P. Boyer : Donc, on ne voit les Verts ailleurs que dans le Nord Pas-de-Calais, avec une présidente sortante ?

D. Strauss-Kahn : Ça, c’est votre appréciation.

P. Boyer : Si vous emportez une majorité de région, que ferez-vous de cette victoire au plan national et politique ?

D. Strauss-Kahn : Je crois que c’est très important. Il y a des conséquences régionales évidemment d’une victoire en Île-de-France ou ailleurs, je ne m’étends pas là-dessus. Mais on voit bien qu’en matière de transports, par exemple, en Île-de-France, il y a énormément à faire pour lutter contre la pollution.

P. Boyer : Au plan national ?

D. Strauss-Kahn : Mais il y a aussi évidemment une signification nationale, D’ailleurs ce n’est pas tellement nous qui l’avons cherchée, mais le RPR et l’UDF passent leur temps à dire que c’est national et qu’il ne faut pas laisser tout le pouvoir à la gauche et aux Verts.

P. Boyer : Et oui, l’hégémonisme qui pointe ?

D. Strauss-Kahn : Oui, sauf que honnêtement, de 95 à 97, la droite était à l’Élysée ; à partir de 95 en tout cas, au Gouvernement, à l’Assemblée, au Sénat, dans les départements, dans les régions. Ça ne les a jamais gênés. Donc, il ne faut pas exagérer. La réalité, c’est qu’il est bon en effet qu’il y ait une correspondance, parce que la politique que L. Jospin mène est une politique de partenariat. Sur beaucoup de sujets, il tend la main à des collectivités locales notamment pour que s’associent l’État et les collectivités locales, en l’occurrence la région, s’associent pour faire des choses ensemble. Et dans ces conditions, il faut avoir envie de s’associer. L’exemple que je donnais à l’instant sur les emplois-jeunes le montre. Si la région ne veut pas s’associer à la politique nationale, si elle ne veut pas faire des emplois-jeunes, eh bien, elle n’en fait pas en région, et c’est dommage.

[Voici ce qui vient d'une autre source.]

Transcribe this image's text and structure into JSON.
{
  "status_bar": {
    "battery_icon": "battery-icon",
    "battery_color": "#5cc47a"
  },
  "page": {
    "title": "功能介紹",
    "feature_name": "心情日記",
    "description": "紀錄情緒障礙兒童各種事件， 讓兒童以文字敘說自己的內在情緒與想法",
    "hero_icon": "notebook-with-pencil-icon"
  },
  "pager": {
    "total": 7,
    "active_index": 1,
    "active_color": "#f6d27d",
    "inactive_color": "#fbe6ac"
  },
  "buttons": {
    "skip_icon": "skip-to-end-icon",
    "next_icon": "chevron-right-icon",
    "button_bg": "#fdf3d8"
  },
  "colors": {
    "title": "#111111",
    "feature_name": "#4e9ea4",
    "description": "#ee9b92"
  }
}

P. Boyer : Les sondages ne sont peut-être pas fameux pour la droite, mais ils sont excellents pour le Président Chirac qui va apparaître plus que jamais comme le leader naturel de l’opposition ?

D. Strauss-Kahn : Le président de la République est le président de tous les Français. Je crois qu’il exerce sa charge dans cet esprit. Les Français ne semblent pas être mécontents du couple exécutif – le président de la République et L. Jospin, le Premier ministre – et donc en effet la cote du président Chirac est plutôt bonne. Je ne suis pas sûr que cela rejaillisse spontanément directement sur le score des listes du RPR et de l’UDF pour les élections régionales.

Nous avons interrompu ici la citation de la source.